I work in a specialized clinic that provides care to patients living with HIV and also offers prevention services. I am one of five nurse practitioners and we oversee medical care. However, we utilize a multidisciplinary approach in order to retain patients in care. We have three HIV clinical pharmacists who meet with patients at least twice upon entrance into our clinic; some have more extensive follow-up with our pharmacists while others do not. For example, those who have difficulty remembering to take their medication come in once a month to have their monthly pillboxes filled. Our pharmacists also assist with prior authorizations and we have a relationship with the outpatient pharmacy at our hospital.
We have eight social workers and each patient is assigned to a social worker who helps them manage potential barriers to care (social, financial, insurance, etc.).

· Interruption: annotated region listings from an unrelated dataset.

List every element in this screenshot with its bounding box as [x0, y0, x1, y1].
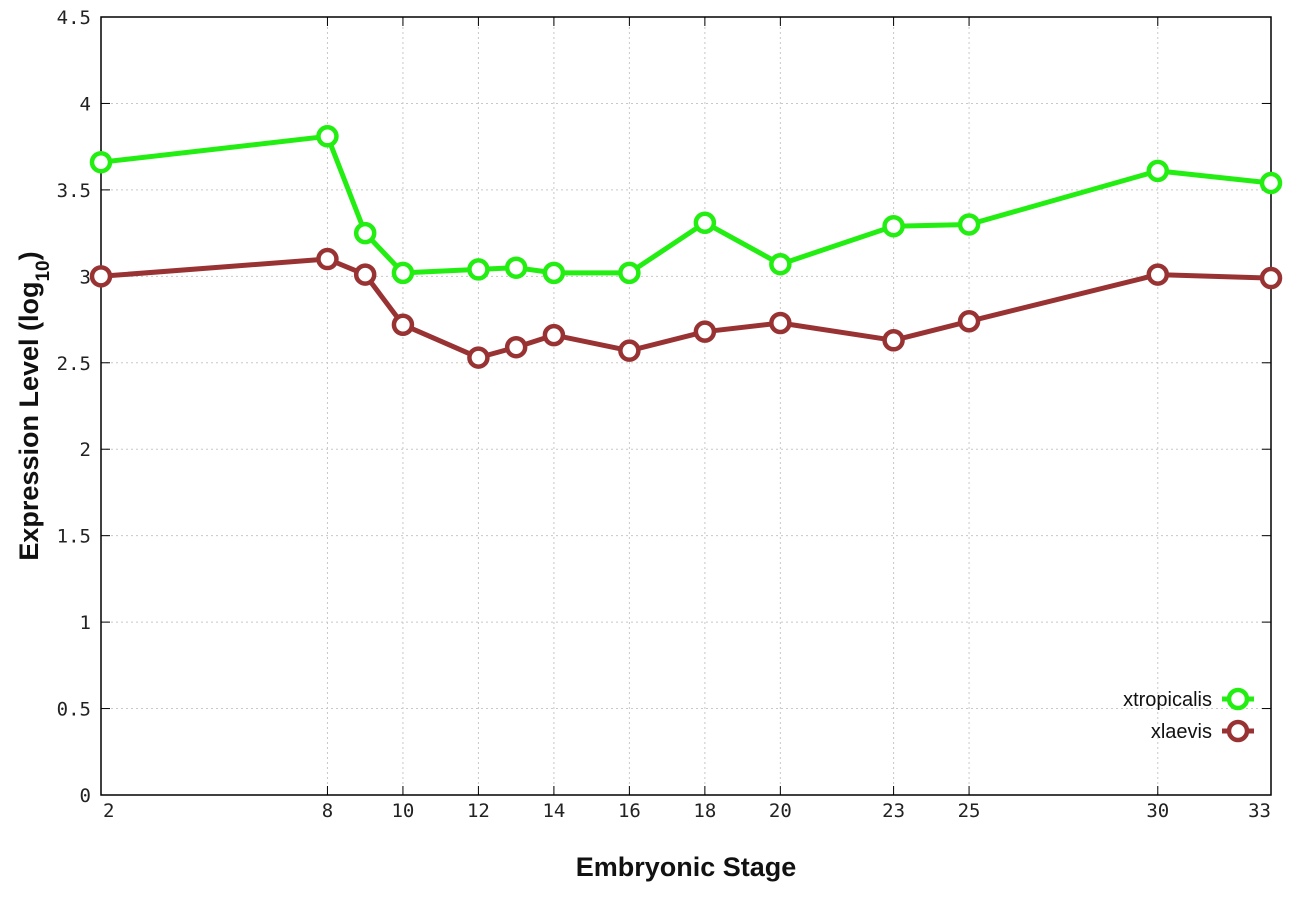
- ticks: [100, 16, 1272, 796]
- y-axis-title-sub: 10: [33, 260, 54, 281]
- data-point: [957, 213, 981, 236]
- data-point: [882, 214, 905, 238]
- series-line: [100, 133, 1272, 276]
- data-point: [1146, 263, 1170, 286]
- grid: [101, 17, 1271, 795]
- data-point: [504, 335, 528, 359]
- x-tick-label: 12: [467, 800, 490, 822]
- x-tick-label: 18: [693, 800, 716, 822]
- series-line: [100, 256, 1272, 361]
- data-point: [957, 310, 981, 333]
- x-axis-title: Embryonic Stage: [576, 852, 797, 882]
- x-tick-label: 23: [882, 800, 905, 822]
- data-point: [693, 320, 717, 343]
- y-tick-label: 3: [80, 266, 91, 288]
- legend-swatch-marker: [1226, 687, 1250, 711]
- data-point: [882, 329, 905, 352]
- data-point: [542, 323, 566, 347]
- data-point: [1259, 266, 1283, 290]
- x-tick-label: 10: [391, 800, 414, 822]
- y-tick-label: 0.5: [57, 699, 91, 721]
- x-tick-label: 33: [1248, 800, 1271, 822]
- y-tick-label: 1.5: [57, 526, 91, 548]
- data-point: [618, 339, 641, 362]
- legend-label: xlaevis: [1151, 721, 1212, 743]
- x-tick-label: 16: [618, 800, 641, 822]
- data-point: [769, 252, 792, 276]
- y-tick-label: 4: [80, 93, 91, 115]
- y-tick-label: 0: [80, 785, 91, 807]
- x-tick-label: 2: [103, 800, 114, 822]
- data-point: [467, 346, 490, 369]
- data-point: [769, 311, 792, 335]
- y-tick-label: 2.5: [57, 353, 91, 375]
- y-axis-title-main: Expression Level (log: [14, 282, 44, 561]
- data-point: [353, 263, 377, 286]
- data-point: [353, 221, 377, 245]
- data-point: [542, 261, 566, 285]
- data-point: [618, 261, 641, 285]
- data-point: [89, 265, 113, 288]
- x-tick-label: 14: [542, 800, 565, 822]
- y-tick-labels: 0 0.5 1 1.5 2 2.5 3 3.5 4 4.5: [57, 7, 91, 807]
- data-point: [391, 313, 415, 336]
- y-tick-label: 1: [80, 612, 91, 634]
- y-tick-label: 2: [80, 439, 91, 461]
- data-point: [504, 256, 528, 279]
- x-tick-label: 8: [322, 800, 333, 822]
- x-tick-label: 25: [958, 800, 981, 822]
- y-axis-title: Expression Level (log10): [14, 251, 54, 560]
- x-tick-labels: 2 8 10 12 14 16 18 20 23 25 30 33: [103, 800, 1271, 822]
- data-point: [316, 125, 339, 148]
- legend-label: xtropicalis: [1123, 689, 1212, 711]
- legend-swatch-marker: [1226, 719, 1250, 743]
- series-layer: [89, 125, 1283, 369]
- x-tick-label: 20: [769, 800, 792, 822]
- y-axis-title-close: ): [14, 251, 44, 260]
- data-point: [693, 211, 717, 234]
- y-tick-label: 4.5: [57, 7, 91, 29]
- data-point: [316, 247, 339, 271]
- legend: xtropicalis xlaevis: [1123, 687, 1254, 743]
- plot-frame: [100, 16, 1272, 796]
- data-point: [467, 258, 490, 281]
- data-point: [1259, 171, 1283, 195]
- data-point: [89, 150, 113, 174]
- y-tick-label: 3.5: [57, 180, 91, 202]
- series-xlaevis: [89, 247, 1283, 369]
- data-point: [1146, 159, 1170, 183]
- x-tick-label: 30: [1146, 800, 1169, 822]
- data-point: [391, 261, 415, 285]
- series-xtropicalis: [89, 125, 1283, 285]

Patients always see their NP and SW at each visit and the pharmacist prn.
We have a counselor/therapist available every day as well as a psychiatrist, psych pharmacist, and an art therapist in our office twice a week.
We recently began rapid start (June 1, 2019) and have had great success, especially so far with retention in care. Out of our 10 potential rapid starts (we have specific criteria at this point for patients who qualify with plans to expand later), 8 have come to their initial appointment and all have continued coming and have had an undetectable viral load at either their first or second follow-up appointment.
At last check (beginning of the month), 91% of our patients have an undetectable (<20 copies) HIV viral load!
We attempt to make our clinic a one-stop shop and cater to the needs of the patient, much like any clinic. Some patients would like to be seen more often while others would prefer to see us as little as possible! We have our patients engage in case management services so they know who to contact if they have an issue with their insurance. We have clinical pharmacists on site everyday and they know to contact us if they have a problem accessing their medications.
Aside from a face-to-face clinic, I am part of an interdisciplinary telehealth clinic that manages prisoners living with HIV. The most effective way to keeping our patients engaged in care is having a physician, clinical pharmacist, nurse, and case manager all part of the patient’s care simultaneously. For 15 minutes for follow-up and 30 minutes for new or reincarcerated patients, we all are engaged simultaneously in the patients care, along with the patient, and make decisions as a team. In my opinion, this is the most effective way to provide care since we all hear what the patient is saying in real time.
I work in the infectious diseases department at the VA. There several clinics including a viral hepatitis and a HIV clinic. Patients are mostly seen by MDs, however ID/Pharm D helps with questions Re their ART, a MSW provides counseling and links them to other social services such as HUD VASH for housing, address their financial issues, transportation etc. I recently got more involved to be a care coordinator and provide more continuity of care to the HIV pt.